A 74-year-old client who has experienced a progressive loss of hearing acuity in recent years obtains a new hearing aid. Which of the following should be included in the nurse's teaching plan? a. "Many people find that hearing aids only help with certain types of hearing loss that are caused by previous noise exposure." b. "With the right hearing aid, you can expect your hearing to be back to normal." c. "Hearing aids are covered by Medicare Part B." d. "Even though hearing aids will help you, they also bring challenges like distorted speech and amplified background noise."
d. "Even though hearing aids will help you, they also bring challenges like distorted speech and amplified background noise."

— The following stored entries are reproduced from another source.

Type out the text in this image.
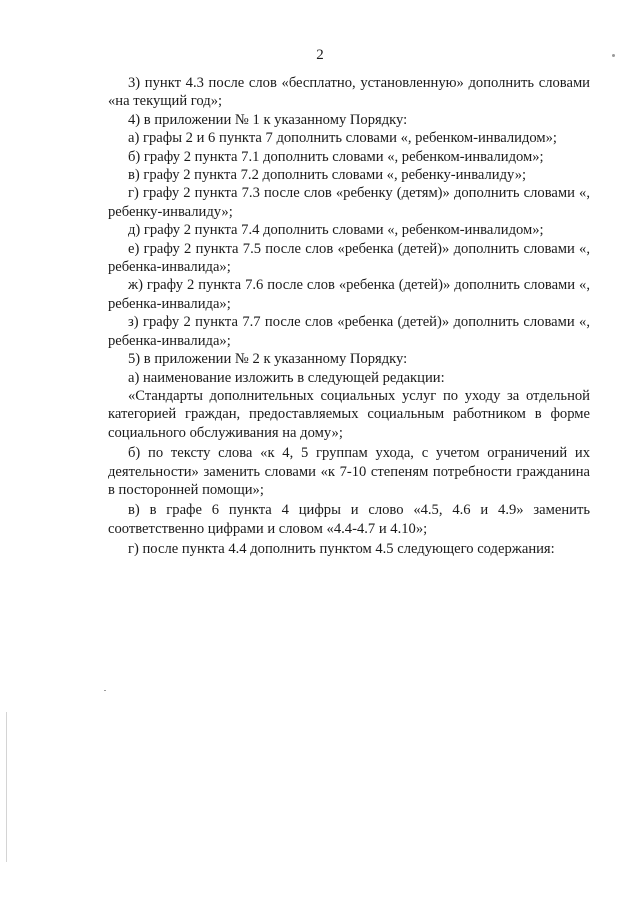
2

3) пункт 4.3 после слов «бесплатно, установленную» дополнить словами «на текущий год»;

4) в приложении № 1 к указанному Порядку:

а) графы 2 и 6 пункта 7 дополнить словами «, ребенком-инвалидом»;

б) графу 2 пункта 7.1 дополнить словами «, ребенком-инвалидом»;

в) графу 2 пункта 7.2 дополнить словами «, ребенку-инвалиду»;

г) графу 2 пункта 7.3 после слов «ребенку (детям)» дополнить словами «, ребенку-инвалиду»;

д) графу 2 пункта 7.4 дополнить словами «, ребенком-инвалидом»;

е) графу 2 пункта 7.5 после слов «ребенка (детей)» дополнить словами «, ребенка-инвалида»;

ж) графу 2 пункта 7.6 после слов «ребенка (детей)» дополнить словами «, ребенка-инвалида»;

з) графу 2 пункта 7.7 после слов «ребенка (детей)» дополнить словами «, ребенка-инвалида»;

5) в приложении № 2 к указанному Порядку:

а) наименование изложить в следующей редакции:

«Стандарты дополнительных социальных услуг по уходу за отдельной категорией граждан, предоставляемых социальным работником в форме социального обслуживания на дому»;

б) по тексту слова «к 4, 5 группам ухода, с учетом ограничений их деятельности» заменить словами «к 7-10 степеням потребности гражданина в посторонней помощи»;

в) в графе 6 пункта 4 цифры и слово «4.5, 4.6 и 4.9» заменить соответственно цифрами и словом «4.4-4.7 и 4.10»;

г) после пункта 4.4 дополнить пунктом 4.5 следующего содержания:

A 78-year-old patient has a history of osteoarthritis and lives alone in a two-story home. The bathroom is on the first level and the bedroom is on the second level. The patient states, "I am so upset. I have been wetting the bed at night." What type of incontinence does the patient most likely have? a. Mixed incontinence b. Stress incontinence c. Urge incontinence d. Functional incontinence
d. Functional incontinence
An older patient asks a nurse, "My doctor referred me to a hearing specialist who thinks that surgery for a cochlear implant may be beneficial for me. Can you tell me how one of those things works?" The nurse formulates a response based on the knowledge that: a. a cochlear implant is permanent, surgically implanted hearing aid. b. a cochlear implant speeds up the conduction of sound to the auditory nerve. c. a cochlear implant functions as an artificial auditory nerve. d. a cochlear implant directly stimulates the auditory nerve.
d. a cochlear implant directly stimulates the auditory nerve.
A client who reported "a problem sleeping" shows an understanding of good sleep hygiene by: a. doing 10 pushups before bed to encourage a "pleasant tiredness." b. seldom eating a bedtime snack. c. engaging in computer games as a pre-bed activity. d. limiting the afternoon nap to just 30 minutes.
d. limiting the afternoon nap to just 30 minutes.